Bunga Utang 2026 Naik 8,6%, Pemerintah Siapkan Hampir Rp 600 T

NarayaPost – Menteri Keuangan Sri Mulyani Indrawati menetapkan anggaran sebesar Rp 599,44 triliun untuk pembayaran bunga utang negara pada 2026. Angka ini meningkat 8,6% dibandingkan dengan outlook pembayaran bunga utang tahun 2025.
“Dalam RAPBN tahun anggaran 2026, pembayaran bunga utang direncanakan sebesar Rp 599.440,9 triliun, naik 8,6% dari outlook pembayaran bunga utang pada tahun anggaran 2025,” demikian tertulis dalam dokumen Buku II Nota Keuangan Beserta RAPBN 2026, dikutip NarayaPost, Selasa (19/8/2025).
Komposisi pembayaran bunga utang tahun depan masih didominasi oleh utang dalam negeri, yakni sebesar Rp 538,70 triliun. Sementara itu, pembayaran bunga utang luar negeri mencapai Rp 60,74 triliun.
BACA JUGA: Dampak Jangka Panjang Bila Keseringan Memakan Mi Campur Nasi
Pembayaran Bunga Utang 2026 Lebih Rendah
Meski meningkat, pertumbuhan pembayaran bunga utang tahun depan lebih rendah dibandingkan dengan tahun sebelumnya. Pada 2025, pertumbuhan bunga utang mencapai 13% terhadap realisasi tahun 2024.
Pembayaran bunga utang sendiri meliputi kupon SBN, bunga pinjaman, serta biaya lain yang timbul dalam rangka pelaksanaan program pengelolaan utang. Besarannya cenderung fluktuatif karena dipengaruhi berbagai faktor, baik dari dalam negeri maupun luar negeri.
“Secara inheren, beban bunga utang terdampak risiko yang bersumber dari volatilitas nilai tukar rupiah terhadap mata uang asing dan perubahan tingkat suku bunga,” ungkap Sri Mulyani.

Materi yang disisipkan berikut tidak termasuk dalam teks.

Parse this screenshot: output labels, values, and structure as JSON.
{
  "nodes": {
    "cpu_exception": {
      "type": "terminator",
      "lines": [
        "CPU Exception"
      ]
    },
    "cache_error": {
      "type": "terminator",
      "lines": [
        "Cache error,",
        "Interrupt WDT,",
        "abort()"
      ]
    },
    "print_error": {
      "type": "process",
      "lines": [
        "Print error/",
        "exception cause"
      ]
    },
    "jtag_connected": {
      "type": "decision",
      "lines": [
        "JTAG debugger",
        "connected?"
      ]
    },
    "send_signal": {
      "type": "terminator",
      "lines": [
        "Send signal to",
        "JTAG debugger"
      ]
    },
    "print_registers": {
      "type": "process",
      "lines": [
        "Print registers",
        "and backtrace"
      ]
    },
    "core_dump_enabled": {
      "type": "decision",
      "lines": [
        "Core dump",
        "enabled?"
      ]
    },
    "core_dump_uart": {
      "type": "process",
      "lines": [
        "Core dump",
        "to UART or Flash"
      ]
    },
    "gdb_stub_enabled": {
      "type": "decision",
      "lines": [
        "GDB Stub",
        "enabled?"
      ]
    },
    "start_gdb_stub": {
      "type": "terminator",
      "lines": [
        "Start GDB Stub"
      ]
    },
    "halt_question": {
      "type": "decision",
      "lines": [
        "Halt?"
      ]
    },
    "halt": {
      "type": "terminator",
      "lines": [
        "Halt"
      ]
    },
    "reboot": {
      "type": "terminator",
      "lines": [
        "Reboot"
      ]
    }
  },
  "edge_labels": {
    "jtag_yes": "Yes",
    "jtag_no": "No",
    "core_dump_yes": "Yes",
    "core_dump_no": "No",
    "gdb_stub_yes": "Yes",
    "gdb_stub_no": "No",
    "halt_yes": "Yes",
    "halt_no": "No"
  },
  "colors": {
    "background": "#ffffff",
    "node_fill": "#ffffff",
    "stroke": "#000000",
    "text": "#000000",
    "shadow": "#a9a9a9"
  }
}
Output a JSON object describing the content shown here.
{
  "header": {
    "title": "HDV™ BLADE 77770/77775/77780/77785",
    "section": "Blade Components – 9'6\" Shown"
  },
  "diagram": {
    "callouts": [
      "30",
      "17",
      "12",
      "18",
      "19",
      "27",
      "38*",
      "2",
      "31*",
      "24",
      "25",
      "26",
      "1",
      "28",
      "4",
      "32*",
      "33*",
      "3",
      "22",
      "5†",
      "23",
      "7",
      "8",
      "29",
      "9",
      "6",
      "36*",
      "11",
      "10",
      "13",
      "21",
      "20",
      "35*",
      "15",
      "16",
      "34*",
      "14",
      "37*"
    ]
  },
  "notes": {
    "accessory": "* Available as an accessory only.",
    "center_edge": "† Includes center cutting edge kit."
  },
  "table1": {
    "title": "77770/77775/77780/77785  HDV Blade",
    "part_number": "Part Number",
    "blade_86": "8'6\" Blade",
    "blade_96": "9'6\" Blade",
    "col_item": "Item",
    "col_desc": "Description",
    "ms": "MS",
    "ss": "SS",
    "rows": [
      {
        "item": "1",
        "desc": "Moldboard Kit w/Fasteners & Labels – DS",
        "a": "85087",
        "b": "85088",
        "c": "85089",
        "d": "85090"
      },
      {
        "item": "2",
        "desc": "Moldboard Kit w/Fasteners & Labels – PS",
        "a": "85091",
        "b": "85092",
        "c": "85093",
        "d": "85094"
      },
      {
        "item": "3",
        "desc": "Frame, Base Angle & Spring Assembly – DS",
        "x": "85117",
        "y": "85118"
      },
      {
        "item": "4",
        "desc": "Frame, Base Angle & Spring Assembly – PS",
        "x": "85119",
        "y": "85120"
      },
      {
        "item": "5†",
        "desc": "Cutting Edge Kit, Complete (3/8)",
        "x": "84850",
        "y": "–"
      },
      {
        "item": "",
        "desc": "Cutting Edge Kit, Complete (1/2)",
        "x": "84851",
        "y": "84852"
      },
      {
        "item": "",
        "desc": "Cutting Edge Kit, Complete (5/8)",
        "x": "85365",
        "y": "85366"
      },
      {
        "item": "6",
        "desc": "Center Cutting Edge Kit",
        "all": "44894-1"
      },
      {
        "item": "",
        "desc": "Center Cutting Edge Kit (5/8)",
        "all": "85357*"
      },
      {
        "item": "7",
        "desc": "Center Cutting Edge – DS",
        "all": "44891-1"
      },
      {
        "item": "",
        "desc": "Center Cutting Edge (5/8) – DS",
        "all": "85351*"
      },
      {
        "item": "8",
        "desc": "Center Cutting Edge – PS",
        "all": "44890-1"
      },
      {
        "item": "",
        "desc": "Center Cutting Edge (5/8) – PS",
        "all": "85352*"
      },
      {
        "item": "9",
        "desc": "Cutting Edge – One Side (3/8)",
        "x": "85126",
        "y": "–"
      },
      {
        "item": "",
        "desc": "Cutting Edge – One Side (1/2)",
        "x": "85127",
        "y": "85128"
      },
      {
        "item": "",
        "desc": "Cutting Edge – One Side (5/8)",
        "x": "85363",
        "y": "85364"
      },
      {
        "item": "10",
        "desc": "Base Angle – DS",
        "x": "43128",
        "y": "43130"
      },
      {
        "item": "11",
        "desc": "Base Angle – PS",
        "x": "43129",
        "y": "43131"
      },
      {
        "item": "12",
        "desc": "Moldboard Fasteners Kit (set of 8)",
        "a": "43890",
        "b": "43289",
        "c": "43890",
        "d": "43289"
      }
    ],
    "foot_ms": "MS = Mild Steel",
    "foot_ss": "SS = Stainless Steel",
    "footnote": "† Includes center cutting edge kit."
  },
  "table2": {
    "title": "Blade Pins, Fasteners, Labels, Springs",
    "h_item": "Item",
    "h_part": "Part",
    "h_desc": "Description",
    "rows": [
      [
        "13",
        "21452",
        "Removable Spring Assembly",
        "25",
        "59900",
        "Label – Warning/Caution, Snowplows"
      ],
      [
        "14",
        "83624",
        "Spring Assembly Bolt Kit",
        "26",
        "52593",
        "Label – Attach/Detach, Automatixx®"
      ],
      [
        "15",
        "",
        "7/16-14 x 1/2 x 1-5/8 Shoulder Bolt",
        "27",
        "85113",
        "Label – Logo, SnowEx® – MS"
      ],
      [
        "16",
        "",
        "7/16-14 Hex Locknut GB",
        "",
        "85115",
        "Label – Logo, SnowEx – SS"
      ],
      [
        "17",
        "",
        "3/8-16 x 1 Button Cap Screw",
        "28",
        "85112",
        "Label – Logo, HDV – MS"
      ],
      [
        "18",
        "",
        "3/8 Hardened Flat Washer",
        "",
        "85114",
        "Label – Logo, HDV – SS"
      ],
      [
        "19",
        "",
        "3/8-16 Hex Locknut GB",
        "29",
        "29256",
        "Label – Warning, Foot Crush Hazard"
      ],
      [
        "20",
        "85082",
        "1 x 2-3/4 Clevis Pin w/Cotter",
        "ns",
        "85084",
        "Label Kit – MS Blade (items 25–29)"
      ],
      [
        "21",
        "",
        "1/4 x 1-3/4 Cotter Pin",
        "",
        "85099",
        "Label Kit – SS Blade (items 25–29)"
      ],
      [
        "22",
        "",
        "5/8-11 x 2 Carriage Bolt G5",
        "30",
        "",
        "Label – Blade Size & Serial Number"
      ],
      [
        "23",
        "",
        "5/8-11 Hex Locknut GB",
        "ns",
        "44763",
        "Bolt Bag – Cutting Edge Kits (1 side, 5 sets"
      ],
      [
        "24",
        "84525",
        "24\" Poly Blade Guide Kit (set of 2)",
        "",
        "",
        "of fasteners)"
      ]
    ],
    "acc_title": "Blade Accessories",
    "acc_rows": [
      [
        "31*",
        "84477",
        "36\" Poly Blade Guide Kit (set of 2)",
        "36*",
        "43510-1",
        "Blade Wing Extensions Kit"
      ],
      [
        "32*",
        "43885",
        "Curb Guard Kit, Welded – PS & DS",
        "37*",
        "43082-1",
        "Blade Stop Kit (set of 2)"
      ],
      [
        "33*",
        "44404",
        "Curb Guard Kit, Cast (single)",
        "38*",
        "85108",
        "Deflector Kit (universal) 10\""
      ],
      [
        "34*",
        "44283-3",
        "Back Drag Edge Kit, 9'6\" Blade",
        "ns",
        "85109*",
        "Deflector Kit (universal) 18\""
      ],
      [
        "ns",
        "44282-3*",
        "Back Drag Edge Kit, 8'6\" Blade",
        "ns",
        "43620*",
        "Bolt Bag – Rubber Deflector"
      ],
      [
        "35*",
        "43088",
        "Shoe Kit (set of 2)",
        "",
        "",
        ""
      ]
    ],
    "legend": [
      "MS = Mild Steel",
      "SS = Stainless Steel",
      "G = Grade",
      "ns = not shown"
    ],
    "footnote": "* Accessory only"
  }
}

Selain itu, sentimen pasar terhadap instrumen SBN, kebutuhan pembiayaan anggaran, serta kondisi ekonomi terkini juga menjadi faktor yang memengaruhi besaran pembayaran bunga utang.
Untuk itu, pemerintah menegaskan komitmennya menjaga pembayaran bunga utang tetap efisien dan terkendali melalui kebijakan pengelolaan utang yang prudent, terukur, dan berbasis manajemen risiko.
Pemerintah Pertimbangkan Strategi Pembiayaan Bunga Utang 2026
Dalam merancang strategi pembiayaan, pemerintah mempertimbangkan keseimbangan antara biaya utang dan risiko agar tidak membebani fiskal dalam jangka pendek maupun panjang.
“Untuk menjaga beban bunga tetap terkendali, pemerintah mengutamakan sumber pembiayaan yang efisien dan mengoptimalkan struktur portofolio utang baik dari sisi tenor maupun jenis instrumen, guna menekan volatilitas biaya utang akibat perubahan suku bunga pasar,” jelasnya.
Bunga Utang 2026 hingga Tantangan Fiskal ke Depan
Kenaikan anggaran bunga utang pada 2026 menegaskan tantangan besar yang dihadapi pemerintah dalam menjaga stabilitas fiskal di tengah dinamika global dan domestik. Dengan proyeksi pembayaran mencapai Rp 599,44 triliun, pengelolaan utang tidak hanya menjadi soal teknis keuangan, tetapi juga bagian dari strategi besar menjaga ruang fiskal agar tetap sehat.
BACA JUGA: Pembebasan Setya Novanto Jadi Sorotan, Eks Penyidik KPK Minta Ada Regulasi
Risiko nilai tukar, gejolak suku bunga internasional, serta sentimen pasar yang berubah-ubah, menjadi faktor yang tidak bisa diabaikan. Seperti ditegaskan Sri Mulyani, “Secara inheren, beban bunga utang terdampak risiko yang bersumber dari volatilitas nilai tukar rupiah terhadap mata uang asing dan perubahan tingkat suku bunga.”
Karena itu, pemerintah meneguhkan komitmennya untuk menjalankan kebijakan utang secara hati-hati, terukur, dan berbasis manajemen risiko. Upaya menekan biaya melalui pemilihan sumber pembiayaan yang efisien serta optimalisasi struktur portofolio menjadi langkah strategis agar beban utang tidak menekan belanja produktif negara.
Ke depan, keseimbangan antara kebutuhan pembiayaan dan keberlanjutan fiskal akan menjadi kunci dalam memastikan utang tetap terkendali. Tidak hanya itu, kebijakan terkait dengan pembayaran bunga utang pada tahun depan sekaligus memberi ruang bagi pertumbuhan ekonomi yang inklusif dan berkelanjutan.